Firstly, due to the unique nature of yeast cell walls, it is not possible to obtain secreted proteins directly. Therefore, we need to lyse the yeast strain and perform purification to obtain the protein of interest. In the case of LTB (Lytic transglycosylase B), there is no readily available and affordable antibody. After reviewing literature on LTB expression, we found that the main approach for expressing LTB in yeast is through fusion proteins. To facilitate purification and enable multi-level detection, we designed a fusion protein strategy by fusing LTB with GFP.


Using a high-fidelity PCR system, we extracted the AI-optimized promoter sequence from the commercially synthesized complete dual-reporter system and introduced specific restriction enzyme sites. Subsequently, we employed double digestion and ligation methods to connect the promoter to the LTB-YeGFP plasmid framework


We initially conducted shake flask cultivation and plasmid extraction

We extracted total RNA from yeast and performed real-time quantitative fluorescence PCR to measure the expression of the plasmid.
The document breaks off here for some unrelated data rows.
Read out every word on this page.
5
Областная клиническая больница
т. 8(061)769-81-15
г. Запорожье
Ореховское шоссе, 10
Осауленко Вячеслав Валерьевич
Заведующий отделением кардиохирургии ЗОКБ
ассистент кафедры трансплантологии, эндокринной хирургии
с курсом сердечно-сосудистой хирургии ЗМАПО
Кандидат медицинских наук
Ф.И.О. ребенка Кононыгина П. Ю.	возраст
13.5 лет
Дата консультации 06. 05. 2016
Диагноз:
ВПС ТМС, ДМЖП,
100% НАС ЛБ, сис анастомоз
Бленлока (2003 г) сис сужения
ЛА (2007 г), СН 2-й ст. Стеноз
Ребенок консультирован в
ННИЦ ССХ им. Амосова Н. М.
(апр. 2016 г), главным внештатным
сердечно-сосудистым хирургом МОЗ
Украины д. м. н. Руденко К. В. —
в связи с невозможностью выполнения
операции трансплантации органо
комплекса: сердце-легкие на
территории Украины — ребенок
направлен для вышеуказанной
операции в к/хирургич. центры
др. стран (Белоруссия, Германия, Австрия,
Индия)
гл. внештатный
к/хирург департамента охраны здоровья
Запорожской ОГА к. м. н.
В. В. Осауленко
Furthermore, we lysed the yeast cells to extract total protein and selectively purified the protein using an EGFP antibody. Subsequently, we conducted Western blot analysis.


Western blot using rabbit anti-GFP antibody shows that LTB-eGFP fusion protein is successfully expressed in yeasts.

We intend to use flow cytometry to record the GFP density, while we come across a failure in getting data from the flow cytometer, which may result from too much cell fragments that block the cytometer. However, the remain result we get is in correspond with that of our western blot result.


The strength of the promoter sequence is closely related to the expression of downstream genes. The absolute quantitative data obtained for LTB expression will be used to construct a new dataset. This data can be utilized to further optimize our AI model using our paradigm, enabling us to generate promoter sequences that specifically drive high expression of LTB.